O Plenário do Senado aprovou nesta quarta-feira (2) as mudanças da Câmara dos Deputados sobre o projeto de lei da nova Política Nacional de Segurança de Barragens (PL 550/2019). Com isso, o texto segue agora para sanção. O PL é de autoria da senadora Leila Barros (PSB-DF). 

Os senadores acolheram as mudanças dos deputados que retiram do projeto a classificação de poluição ambiental que provoca morte como crime hediondo; a pena de até 20 anos de reclusão para crimes ambientais que resultem em morte; e o aumento no valor de multas. Esses temas serão tratados em outros projetos que já caminham no Congresso Nacional.

A nova lei também deixará de exigir seguro por parte das mineradoras - essa exigência será feita, caso a caso, pela Agência Nacional de Mineração (ANM).

O relator do projeto no Senado, Antonio Anastasia (PSD-MG), decidiu rejeitar duas emendas da Câmara. Uma delas estabelecia que o Plano de Segurança da Barragem (PSB) (documento devido pelo responsável pela estrutura) e suas atualizações deveriam ser aprovados pelo órgão fiscalizador.

- [O dispositivo] torna o órgão fiscalizador avalista do empreendedor em relação ao plano. Um dos princípios da Política Nacional de Segurança de Barragens é o empreendedor ser o responsável legal pela segurança daquela barragem. A determinação não seria producente - justificou o senador.
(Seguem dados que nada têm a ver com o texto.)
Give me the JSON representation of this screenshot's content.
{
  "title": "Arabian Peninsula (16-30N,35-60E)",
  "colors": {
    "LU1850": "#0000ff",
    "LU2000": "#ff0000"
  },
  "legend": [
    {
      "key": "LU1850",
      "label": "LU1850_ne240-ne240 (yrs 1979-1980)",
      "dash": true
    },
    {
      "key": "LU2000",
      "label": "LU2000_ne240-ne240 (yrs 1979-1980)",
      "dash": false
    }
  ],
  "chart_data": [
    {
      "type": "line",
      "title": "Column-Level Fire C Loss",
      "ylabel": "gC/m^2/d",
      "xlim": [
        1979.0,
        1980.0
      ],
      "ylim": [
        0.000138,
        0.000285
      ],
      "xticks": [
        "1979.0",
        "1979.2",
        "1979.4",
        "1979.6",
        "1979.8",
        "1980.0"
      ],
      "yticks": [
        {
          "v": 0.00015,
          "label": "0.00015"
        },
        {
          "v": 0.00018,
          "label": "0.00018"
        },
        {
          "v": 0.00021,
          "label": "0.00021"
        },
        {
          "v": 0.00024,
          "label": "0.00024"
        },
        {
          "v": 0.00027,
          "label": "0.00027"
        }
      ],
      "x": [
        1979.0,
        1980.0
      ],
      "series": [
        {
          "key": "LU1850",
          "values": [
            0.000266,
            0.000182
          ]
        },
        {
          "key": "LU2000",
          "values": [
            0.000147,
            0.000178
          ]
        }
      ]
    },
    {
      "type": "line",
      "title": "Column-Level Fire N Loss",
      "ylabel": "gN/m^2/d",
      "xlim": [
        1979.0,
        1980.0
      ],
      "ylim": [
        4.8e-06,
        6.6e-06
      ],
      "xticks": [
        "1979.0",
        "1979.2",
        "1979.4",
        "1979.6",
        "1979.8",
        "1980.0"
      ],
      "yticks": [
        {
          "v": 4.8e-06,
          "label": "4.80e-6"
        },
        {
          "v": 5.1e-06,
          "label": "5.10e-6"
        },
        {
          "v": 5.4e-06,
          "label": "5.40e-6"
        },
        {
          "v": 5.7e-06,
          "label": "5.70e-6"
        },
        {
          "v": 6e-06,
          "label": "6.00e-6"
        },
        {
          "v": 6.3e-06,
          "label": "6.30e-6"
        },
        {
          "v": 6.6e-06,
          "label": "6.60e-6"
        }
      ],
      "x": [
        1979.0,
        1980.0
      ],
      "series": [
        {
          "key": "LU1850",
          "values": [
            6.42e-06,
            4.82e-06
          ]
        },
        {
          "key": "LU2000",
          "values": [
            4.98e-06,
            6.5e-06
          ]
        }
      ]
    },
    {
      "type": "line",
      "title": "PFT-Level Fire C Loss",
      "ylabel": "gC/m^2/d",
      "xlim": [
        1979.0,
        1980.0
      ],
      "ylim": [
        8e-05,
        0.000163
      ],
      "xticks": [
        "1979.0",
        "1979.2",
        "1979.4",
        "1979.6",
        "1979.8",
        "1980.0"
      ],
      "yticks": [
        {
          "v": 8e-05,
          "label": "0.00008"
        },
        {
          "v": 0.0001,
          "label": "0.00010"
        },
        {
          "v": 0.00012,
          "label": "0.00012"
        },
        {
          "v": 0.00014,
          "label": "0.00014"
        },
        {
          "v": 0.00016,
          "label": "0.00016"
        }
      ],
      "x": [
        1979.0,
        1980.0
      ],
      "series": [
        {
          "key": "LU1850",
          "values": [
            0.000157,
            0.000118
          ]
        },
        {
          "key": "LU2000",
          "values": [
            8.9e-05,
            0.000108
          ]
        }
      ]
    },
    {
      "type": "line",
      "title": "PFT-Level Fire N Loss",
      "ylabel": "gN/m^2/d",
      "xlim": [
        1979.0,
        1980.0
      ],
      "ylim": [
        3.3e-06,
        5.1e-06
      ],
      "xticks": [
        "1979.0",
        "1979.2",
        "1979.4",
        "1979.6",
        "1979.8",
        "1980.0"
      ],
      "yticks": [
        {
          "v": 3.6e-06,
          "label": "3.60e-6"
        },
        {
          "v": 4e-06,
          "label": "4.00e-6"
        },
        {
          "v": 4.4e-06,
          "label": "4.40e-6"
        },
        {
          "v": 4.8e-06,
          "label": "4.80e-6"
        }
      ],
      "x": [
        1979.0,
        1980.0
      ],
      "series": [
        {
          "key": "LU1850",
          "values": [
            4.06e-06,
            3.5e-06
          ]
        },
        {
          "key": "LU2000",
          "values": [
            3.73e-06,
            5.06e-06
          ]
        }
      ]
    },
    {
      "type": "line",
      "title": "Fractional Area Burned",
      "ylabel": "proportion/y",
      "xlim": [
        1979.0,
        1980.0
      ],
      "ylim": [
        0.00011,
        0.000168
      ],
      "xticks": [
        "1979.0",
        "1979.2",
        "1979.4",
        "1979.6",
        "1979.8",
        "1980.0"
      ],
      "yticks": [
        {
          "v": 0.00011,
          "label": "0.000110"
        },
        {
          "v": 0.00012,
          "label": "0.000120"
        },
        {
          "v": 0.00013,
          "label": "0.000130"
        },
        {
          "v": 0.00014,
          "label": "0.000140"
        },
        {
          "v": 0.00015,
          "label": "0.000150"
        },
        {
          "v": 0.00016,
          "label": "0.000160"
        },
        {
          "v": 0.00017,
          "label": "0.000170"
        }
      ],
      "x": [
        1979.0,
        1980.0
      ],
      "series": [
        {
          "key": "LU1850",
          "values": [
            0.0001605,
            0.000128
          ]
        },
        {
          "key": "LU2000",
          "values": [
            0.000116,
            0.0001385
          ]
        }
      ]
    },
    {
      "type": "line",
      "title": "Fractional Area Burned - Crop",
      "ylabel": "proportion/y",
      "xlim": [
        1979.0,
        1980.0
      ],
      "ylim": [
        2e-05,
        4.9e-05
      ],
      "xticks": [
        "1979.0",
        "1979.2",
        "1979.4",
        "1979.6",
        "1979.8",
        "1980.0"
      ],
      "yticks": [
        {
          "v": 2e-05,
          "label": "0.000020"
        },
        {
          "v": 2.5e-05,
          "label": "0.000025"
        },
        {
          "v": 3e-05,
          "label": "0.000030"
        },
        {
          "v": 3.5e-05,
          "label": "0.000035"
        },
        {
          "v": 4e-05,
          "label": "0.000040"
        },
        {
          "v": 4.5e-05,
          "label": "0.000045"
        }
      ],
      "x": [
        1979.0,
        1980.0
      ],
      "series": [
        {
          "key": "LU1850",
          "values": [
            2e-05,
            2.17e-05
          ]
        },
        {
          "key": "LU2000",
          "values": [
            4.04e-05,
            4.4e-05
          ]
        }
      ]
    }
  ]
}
A outra mudança rejeitada previa que as mineradoras contratassem somente profissionais especializados em segurança de barragens incluídos em cadastro específico criado pelo órgão fiscalizador. Para Anastasia, essa regra criaria uma “reserva de mercado” em detrimento de profissionais capacitados.

Penas

O senador Jorge Kajuru (Cidadania-GO) tentou restabelecer no texto do projeto os valores originais para as multas aplicadas por falhas em barragens. O Senado havia aprovado multas entre R$ 10 mil e R$ 10 bilhões, mas a Câmara reduziu a margem para entre R$ 2 mil e R$ 1 bilhão. Kajuru classificou a alteração como “brutal”.

- O Senado não pode aceitar o valor estabelecido pela Câmara, pois, em muitos casos, é um valor miserável e não cobre o tamanho dos danos causados.

Já o senador Fabiano Contarato (Rede-ES), presidente da Comissão de Meio Ambiente (CMA), lamentou a remoção de dispositivos penais do projeto.